1. The City of Folding Faces (Jayinee Basu) – Though I love me some space opera, I always appreciate when science fiction goes beyond starships and lasers, and especially when it delves into sciences other than physics. This book, written by medical student and neuroscience researcher (and writer, obviously) Jayinee Basu, explores a future in which the disaffected and curious can upload their consciousness. But after their consciousnesses are done phasing through digital realities in dimensions too vast to comprehend, they have to get re-downloaded into their human brains and bodies–and cope with the limitations. These people–called Ruga–have trouble functioning after their transcendent experiences. Some choose to undergo surgery to receive the titular “folding faces,” which introduce new nerves and musculature to allow them to express emotions that previously did not exist. Wonderfully surreal, the book touches on questions of reality, consumerism, and society, but it really centers on a woman named Mara and her boyfriend Arlo. Mara is Ruga; Arlo is not. Is it still possible for them to have a relationship? Does love transcend the face you wear?
Find it from Lanternfish Press
2. Fierce Femmes and Notorious Liars (Kai Cheng Thom) – Kai Cheng Thom wanted to write the “anti-heroine’s journey” and she succeeded and then some. She writes a semi-fictional autobiography of a transgirl of Chinese descent who runs away from her abusive household to live among the fierce femmes of the Street of Miracles. Everyone knows life is dangerous for femmes, but when another transwoman from the community is murdered, the community decides: enough. The narrator helps form the Lipstick Lacerators, femmes who target and beat up straight cis men. But where they expected to find some morsel of justice, they instead find escalating danger and potential disaster. Only by reassessing her true power does the narrator find a place for the warriors, ghosts, saints, and fabulous femmes who live on the Street of Miracles. Is it magical realism? Yes. Is it real magic? Hell yes. This book rolls out its own rainbow carpet and struts down it too, with flower girls scattering roses, glitter, and razor blades all the way.
Find it from Metonymy Press
3. The Kissing Booth Girl and Other Stories (A. C. Wise) – I discovered A. C. Wise via her contribution to another short story collection, The Unicorn Anthology.
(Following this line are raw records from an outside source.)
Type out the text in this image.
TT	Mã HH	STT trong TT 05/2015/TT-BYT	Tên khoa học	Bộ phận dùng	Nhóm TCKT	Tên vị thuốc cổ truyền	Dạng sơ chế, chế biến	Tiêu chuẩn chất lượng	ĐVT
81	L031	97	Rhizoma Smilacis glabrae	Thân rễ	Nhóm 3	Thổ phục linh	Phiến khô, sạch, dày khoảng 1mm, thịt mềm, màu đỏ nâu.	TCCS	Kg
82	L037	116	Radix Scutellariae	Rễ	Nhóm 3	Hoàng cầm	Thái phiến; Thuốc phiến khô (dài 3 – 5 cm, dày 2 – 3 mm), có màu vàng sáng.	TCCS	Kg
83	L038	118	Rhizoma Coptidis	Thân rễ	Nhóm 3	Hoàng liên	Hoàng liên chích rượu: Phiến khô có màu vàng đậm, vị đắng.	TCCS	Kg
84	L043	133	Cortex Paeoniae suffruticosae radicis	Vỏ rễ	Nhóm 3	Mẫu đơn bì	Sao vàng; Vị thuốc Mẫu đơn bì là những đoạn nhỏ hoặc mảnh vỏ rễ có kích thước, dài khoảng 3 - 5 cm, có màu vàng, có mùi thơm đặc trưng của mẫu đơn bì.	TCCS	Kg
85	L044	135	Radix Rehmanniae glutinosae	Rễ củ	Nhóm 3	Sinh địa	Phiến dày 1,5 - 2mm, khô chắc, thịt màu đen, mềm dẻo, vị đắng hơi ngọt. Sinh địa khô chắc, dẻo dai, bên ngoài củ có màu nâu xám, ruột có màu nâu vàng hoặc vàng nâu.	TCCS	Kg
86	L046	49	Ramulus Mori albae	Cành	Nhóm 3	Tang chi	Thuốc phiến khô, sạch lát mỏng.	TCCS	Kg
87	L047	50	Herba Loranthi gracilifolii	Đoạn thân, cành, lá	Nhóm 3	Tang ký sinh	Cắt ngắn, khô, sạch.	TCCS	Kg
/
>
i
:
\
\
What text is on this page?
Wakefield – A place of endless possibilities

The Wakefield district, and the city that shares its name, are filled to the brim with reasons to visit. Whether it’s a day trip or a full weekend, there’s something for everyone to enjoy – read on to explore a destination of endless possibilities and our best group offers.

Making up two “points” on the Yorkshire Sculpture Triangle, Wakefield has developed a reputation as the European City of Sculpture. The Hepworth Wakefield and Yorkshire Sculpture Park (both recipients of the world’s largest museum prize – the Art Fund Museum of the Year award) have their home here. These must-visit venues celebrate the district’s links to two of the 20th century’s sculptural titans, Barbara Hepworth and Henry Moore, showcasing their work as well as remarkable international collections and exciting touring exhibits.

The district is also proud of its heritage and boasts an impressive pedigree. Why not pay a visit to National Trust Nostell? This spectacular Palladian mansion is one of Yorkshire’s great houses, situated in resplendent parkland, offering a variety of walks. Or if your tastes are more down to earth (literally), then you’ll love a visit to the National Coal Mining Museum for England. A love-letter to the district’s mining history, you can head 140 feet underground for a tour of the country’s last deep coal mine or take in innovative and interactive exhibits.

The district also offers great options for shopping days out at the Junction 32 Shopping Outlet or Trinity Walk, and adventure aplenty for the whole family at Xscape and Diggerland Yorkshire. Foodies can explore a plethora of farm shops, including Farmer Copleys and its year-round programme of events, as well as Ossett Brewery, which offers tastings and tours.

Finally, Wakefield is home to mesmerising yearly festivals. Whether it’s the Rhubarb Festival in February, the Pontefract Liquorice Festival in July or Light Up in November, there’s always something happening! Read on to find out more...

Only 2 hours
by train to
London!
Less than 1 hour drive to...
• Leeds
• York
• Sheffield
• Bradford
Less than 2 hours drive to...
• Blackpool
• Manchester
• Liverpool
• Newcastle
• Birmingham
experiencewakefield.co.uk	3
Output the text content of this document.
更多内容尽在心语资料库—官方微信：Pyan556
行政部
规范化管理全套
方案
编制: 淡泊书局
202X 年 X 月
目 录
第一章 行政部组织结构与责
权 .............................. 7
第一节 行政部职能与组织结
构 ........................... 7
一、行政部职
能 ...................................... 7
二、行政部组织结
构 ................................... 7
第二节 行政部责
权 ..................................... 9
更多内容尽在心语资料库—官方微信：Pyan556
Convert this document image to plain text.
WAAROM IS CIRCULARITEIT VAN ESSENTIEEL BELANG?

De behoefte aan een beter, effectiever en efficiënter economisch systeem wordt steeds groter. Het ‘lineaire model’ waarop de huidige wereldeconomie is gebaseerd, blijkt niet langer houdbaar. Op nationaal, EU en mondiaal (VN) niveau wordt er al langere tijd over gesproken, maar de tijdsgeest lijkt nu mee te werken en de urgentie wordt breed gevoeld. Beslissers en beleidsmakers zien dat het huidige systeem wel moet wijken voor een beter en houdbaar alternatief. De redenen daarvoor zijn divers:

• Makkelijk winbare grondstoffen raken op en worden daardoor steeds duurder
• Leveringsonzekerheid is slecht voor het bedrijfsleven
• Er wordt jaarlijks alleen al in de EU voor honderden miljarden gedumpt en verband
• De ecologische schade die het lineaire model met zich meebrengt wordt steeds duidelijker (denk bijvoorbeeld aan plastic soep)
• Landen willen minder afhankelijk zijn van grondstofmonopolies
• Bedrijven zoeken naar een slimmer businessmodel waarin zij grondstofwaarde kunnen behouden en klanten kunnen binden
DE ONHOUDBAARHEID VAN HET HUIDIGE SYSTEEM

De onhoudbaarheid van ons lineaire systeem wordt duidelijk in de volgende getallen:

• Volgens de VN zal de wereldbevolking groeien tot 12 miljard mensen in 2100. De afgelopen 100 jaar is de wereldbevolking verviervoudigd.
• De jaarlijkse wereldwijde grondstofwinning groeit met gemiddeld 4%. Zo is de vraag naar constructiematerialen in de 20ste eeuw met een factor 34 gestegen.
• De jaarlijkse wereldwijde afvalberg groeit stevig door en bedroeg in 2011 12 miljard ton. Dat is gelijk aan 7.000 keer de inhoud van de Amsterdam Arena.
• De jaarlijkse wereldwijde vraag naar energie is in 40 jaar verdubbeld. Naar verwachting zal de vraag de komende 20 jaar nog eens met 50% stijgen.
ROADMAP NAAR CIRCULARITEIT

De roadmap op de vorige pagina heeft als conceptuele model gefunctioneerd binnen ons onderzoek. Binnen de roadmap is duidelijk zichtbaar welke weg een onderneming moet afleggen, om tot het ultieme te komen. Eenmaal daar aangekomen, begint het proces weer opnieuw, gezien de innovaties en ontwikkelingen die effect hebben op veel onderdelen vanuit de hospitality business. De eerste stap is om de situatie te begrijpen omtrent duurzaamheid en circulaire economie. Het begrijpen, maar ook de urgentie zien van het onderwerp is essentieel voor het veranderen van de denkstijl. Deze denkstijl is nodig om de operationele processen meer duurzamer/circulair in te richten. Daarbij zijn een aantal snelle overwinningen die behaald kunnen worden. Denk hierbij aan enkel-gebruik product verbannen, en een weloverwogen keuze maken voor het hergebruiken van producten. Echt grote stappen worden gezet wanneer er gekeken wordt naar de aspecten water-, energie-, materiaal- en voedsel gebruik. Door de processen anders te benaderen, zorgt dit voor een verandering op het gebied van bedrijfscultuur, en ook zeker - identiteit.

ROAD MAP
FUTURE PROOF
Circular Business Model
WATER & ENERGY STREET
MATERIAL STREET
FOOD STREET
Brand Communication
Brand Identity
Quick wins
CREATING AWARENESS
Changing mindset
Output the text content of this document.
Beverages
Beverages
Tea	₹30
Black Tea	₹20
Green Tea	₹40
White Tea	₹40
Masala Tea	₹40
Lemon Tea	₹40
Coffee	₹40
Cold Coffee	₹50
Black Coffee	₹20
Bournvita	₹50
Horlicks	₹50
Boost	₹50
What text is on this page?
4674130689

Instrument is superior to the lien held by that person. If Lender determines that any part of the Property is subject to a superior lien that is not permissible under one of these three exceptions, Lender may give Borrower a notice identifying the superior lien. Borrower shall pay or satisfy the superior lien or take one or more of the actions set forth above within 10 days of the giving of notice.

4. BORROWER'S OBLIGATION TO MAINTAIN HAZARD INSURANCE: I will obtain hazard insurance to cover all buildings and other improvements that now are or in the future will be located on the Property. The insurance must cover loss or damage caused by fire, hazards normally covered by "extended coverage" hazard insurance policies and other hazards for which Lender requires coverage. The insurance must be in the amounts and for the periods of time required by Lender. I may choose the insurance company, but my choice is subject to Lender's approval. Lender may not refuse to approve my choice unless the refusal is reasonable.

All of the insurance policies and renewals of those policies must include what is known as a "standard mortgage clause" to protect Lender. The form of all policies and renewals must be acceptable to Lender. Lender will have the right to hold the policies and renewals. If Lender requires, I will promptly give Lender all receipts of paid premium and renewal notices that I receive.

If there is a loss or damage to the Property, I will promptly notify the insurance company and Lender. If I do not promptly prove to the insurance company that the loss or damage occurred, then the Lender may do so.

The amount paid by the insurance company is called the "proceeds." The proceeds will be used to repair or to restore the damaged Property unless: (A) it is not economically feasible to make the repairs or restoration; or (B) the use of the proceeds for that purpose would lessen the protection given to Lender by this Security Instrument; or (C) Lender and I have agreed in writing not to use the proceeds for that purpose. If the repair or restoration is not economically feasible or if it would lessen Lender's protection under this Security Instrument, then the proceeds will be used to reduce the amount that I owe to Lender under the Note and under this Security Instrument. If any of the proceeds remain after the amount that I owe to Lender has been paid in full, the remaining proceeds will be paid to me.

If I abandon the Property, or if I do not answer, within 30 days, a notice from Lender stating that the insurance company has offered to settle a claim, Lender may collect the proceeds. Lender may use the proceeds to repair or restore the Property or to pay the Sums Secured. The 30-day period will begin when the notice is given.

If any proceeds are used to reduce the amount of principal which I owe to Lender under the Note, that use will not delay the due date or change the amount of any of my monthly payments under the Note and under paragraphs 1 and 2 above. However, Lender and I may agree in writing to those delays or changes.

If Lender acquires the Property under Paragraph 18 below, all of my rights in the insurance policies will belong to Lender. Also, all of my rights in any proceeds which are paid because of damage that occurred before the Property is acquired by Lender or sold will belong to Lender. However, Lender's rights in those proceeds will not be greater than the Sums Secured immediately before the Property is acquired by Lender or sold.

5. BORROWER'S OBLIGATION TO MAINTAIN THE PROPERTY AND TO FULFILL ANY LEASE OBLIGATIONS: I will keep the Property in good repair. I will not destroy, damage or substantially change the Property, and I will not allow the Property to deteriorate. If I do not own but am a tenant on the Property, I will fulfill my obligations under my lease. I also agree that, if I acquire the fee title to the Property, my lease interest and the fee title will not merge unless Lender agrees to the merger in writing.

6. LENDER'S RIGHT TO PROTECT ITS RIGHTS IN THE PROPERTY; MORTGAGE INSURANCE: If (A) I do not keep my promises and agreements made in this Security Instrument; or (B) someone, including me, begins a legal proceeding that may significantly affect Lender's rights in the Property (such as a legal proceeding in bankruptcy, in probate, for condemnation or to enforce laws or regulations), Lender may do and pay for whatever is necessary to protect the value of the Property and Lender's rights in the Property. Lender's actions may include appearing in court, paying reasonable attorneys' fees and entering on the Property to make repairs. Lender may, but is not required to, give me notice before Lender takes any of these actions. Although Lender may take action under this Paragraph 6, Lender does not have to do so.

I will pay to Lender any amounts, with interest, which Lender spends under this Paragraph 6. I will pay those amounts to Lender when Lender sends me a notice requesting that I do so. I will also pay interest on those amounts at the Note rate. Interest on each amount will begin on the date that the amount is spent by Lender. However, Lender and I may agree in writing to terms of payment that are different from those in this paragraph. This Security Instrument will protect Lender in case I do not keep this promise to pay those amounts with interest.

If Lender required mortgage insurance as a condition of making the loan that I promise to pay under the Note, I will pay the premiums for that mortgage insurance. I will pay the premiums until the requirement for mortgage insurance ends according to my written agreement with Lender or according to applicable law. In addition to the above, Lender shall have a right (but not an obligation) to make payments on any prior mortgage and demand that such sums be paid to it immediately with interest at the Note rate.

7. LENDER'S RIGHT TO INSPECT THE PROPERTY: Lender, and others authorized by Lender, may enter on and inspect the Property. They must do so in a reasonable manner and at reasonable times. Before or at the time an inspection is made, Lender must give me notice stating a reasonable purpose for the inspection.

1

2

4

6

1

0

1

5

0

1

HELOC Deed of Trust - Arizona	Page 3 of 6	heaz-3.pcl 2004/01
Hers was my favorite entry, and that’s saying something given my love for some of the other contributors: Peter S. Beagle, Garth Nix, and Caitlin R. Kiernan had some good stories, but even they didn’t measure up to her brief, evocative “The Lion and the Unicorn.” That story was so good that I immediately went and bought her collection, The Kissing Booth Girl and Other Stories. And I’m so glad I did. I already have favorites–“Final Girl Theory” and “Sisters of the Blessed Diving Order of Saint Peter and Saint Andrew”–but there’s not a weak one in the bunch. All the stories are so varied and creative that any one of them could make someone hug the book to their chest and sigh. Wise never lets anything be ordinary when it can be extraordinary. “There are better stories to tell,” she says in “Juliet and Juliet(te): A Romance of Alternate Worlds”: better stories than girls who are fridged or exploited, girls who have to bow to narrative instead of it bowing to them. In Wise’s stories, girls get to grow old, get to go away but also to come back, get to explore without getting punished. Some are bright as new pennies, and some are bittersweet like good chocolate. All of them are, like their author, wise.